Gigafactory Shanghai produced 58,600 Model 3 and Model Y vehicles in February 2026 (domestic sales plus exports), per China Passenger Car Association data—a 91% jump from February 2025's 30,688 units but down 15.2% from January's 69,129 units due to Lunar New Year holidays. Exports from Shanghai soared nearly five-fold to 20,000 units, reinforcing its export hub status for Asia and Europe.
Tesla sweetened China financing with seven-year low-interest and five-year interest-free deals through March 31, 2026, to spur demand before a 5% NEV purchase tax.
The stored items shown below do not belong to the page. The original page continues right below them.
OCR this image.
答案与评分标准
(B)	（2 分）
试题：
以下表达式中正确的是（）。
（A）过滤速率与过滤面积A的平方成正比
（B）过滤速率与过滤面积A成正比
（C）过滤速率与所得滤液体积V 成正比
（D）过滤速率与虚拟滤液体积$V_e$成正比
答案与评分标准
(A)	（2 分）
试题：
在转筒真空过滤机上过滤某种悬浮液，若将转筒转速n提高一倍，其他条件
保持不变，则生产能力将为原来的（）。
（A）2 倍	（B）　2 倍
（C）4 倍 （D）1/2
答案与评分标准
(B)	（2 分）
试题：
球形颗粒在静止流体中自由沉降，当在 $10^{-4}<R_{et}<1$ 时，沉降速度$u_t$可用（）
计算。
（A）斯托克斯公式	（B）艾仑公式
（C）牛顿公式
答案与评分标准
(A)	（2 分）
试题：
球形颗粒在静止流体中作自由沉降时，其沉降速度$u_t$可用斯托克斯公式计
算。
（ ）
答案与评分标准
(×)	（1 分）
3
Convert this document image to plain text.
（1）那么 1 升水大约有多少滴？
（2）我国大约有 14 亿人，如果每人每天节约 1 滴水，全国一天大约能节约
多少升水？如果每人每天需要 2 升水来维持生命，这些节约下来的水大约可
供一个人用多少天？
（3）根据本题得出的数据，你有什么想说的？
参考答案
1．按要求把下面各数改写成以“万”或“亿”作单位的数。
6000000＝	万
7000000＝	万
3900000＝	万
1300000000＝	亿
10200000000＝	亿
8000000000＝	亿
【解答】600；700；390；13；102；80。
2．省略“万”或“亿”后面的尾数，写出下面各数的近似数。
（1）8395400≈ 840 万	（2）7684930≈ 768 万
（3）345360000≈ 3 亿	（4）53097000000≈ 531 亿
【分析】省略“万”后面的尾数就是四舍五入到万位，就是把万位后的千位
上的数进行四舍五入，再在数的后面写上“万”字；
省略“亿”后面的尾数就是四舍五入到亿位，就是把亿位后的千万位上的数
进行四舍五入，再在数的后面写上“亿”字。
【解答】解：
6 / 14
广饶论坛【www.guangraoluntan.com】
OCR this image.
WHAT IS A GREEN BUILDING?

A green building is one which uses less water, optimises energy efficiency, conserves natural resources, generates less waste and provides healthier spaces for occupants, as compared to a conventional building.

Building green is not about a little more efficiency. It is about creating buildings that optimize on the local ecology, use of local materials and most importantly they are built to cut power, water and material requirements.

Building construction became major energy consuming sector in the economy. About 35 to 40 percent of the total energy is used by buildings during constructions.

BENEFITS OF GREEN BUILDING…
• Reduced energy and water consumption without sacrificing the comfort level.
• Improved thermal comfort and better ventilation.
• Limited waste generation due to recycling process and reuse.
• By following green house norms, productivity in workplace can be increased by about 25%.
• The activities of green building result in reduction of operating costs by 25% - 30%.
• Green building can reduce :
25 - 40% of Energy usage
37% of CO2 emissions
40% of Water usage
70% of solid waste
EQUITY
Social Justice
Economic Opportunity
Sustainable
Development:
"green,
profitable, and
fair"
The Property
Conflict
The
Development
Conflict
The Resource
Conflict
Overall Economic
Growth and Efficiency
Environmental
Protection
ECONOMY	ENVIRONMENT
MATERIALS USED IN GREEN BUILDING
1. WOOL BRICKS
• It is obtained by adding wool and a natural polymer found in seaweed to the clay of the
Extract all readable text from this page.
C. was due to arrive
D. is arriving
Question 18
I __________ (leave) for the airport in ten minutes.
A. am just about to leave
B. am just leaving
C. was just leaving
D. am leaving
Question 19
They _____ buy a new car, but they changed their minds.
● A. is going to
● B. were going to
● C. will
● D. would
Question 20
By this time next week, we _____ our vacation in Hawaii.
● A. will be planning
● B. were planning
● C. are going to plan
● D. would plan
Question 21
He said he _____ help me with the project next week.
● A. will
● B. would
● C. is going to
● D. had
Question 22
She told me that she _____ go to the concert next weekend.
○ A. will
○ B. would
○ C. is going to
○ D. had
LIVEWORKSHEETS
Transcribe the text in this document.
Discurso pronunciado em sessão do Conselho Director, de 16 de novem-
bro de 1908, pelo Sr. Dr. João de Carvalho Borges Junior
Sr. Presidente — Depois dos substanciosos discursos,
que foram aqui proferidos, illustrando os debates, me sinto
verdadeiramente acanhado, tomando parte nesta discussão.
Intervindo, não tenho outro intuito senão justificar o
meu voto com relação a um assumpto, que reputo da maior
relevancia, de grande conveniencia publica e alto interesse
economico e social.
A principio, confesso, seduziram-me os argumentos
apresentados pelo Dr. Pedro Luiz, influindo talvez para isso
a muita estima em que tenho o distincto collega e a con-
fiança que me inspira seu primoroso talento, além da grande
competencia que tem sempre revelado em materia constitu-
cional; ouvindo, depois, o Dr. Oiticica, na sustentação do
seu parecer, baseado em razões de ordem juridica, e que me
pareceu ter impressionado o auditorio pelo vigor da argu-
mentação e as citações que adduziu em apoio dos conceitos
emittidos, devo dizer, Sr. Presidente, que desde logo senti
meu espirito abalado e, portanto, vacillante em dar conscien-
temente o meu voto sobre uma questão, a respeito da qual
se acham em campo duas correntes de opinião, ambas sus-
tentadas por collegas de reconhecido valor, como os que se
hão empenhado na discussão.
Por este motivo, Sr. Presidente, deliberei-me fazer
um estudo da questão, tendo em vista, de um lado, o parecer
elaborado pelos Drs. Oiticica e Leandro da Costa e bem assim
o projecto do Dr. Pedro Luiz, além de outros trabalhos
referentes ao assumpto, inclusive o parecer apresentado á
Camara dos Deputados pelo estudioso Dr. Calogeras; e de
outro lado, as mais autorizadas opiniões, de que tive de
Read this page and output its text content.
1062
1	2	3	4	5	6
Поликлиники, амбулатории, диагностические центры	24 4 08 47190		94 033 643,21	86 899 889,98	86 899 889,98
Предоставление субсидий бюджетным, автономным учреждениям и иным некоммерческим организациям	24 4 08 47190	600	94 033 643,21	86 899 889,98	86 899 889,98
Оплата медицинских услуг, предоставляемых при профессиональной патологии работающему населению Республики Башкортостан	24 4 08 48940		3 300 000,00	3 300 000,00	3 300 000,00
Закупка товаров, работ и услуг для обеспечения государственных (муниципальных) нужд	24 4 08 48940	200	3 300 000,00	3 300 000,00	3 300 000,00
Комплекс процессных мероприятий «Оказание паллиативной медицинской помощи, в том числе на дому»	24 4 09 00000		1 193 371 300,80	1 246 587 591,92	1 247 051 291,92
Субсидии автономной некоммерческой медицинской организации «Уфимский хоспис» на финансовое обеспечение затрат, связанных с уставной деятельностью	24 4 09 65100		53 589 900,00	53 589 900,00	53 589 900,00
Amid these efforts, Vice President of Finance resigned after 17 years.
Strategically, Tesla is doubling down on AI, allocating $20+ billion to robotaxis, Optimus humanoid robots, and autonomy. The new xAI collaboration, Digital Optimus, processes real-time screen video and keyboard inputs to handle tasks like accounting and HR, as noted by Elon Musk.
Q4 2025 results were mixed: adjusted EPS $0.50 (beat), revenue $24.90B (miss), operating income $1.41B (beat), gross margins 20.1% (improved). Tesla shares rose ~3% that week.
These trends underscore Tesla's dependence on Shanghai for volume while shifting to high-margin AI/robotics amid BYD and NIO competition—building on earlier production pivots like halting Model S/X for Optimus.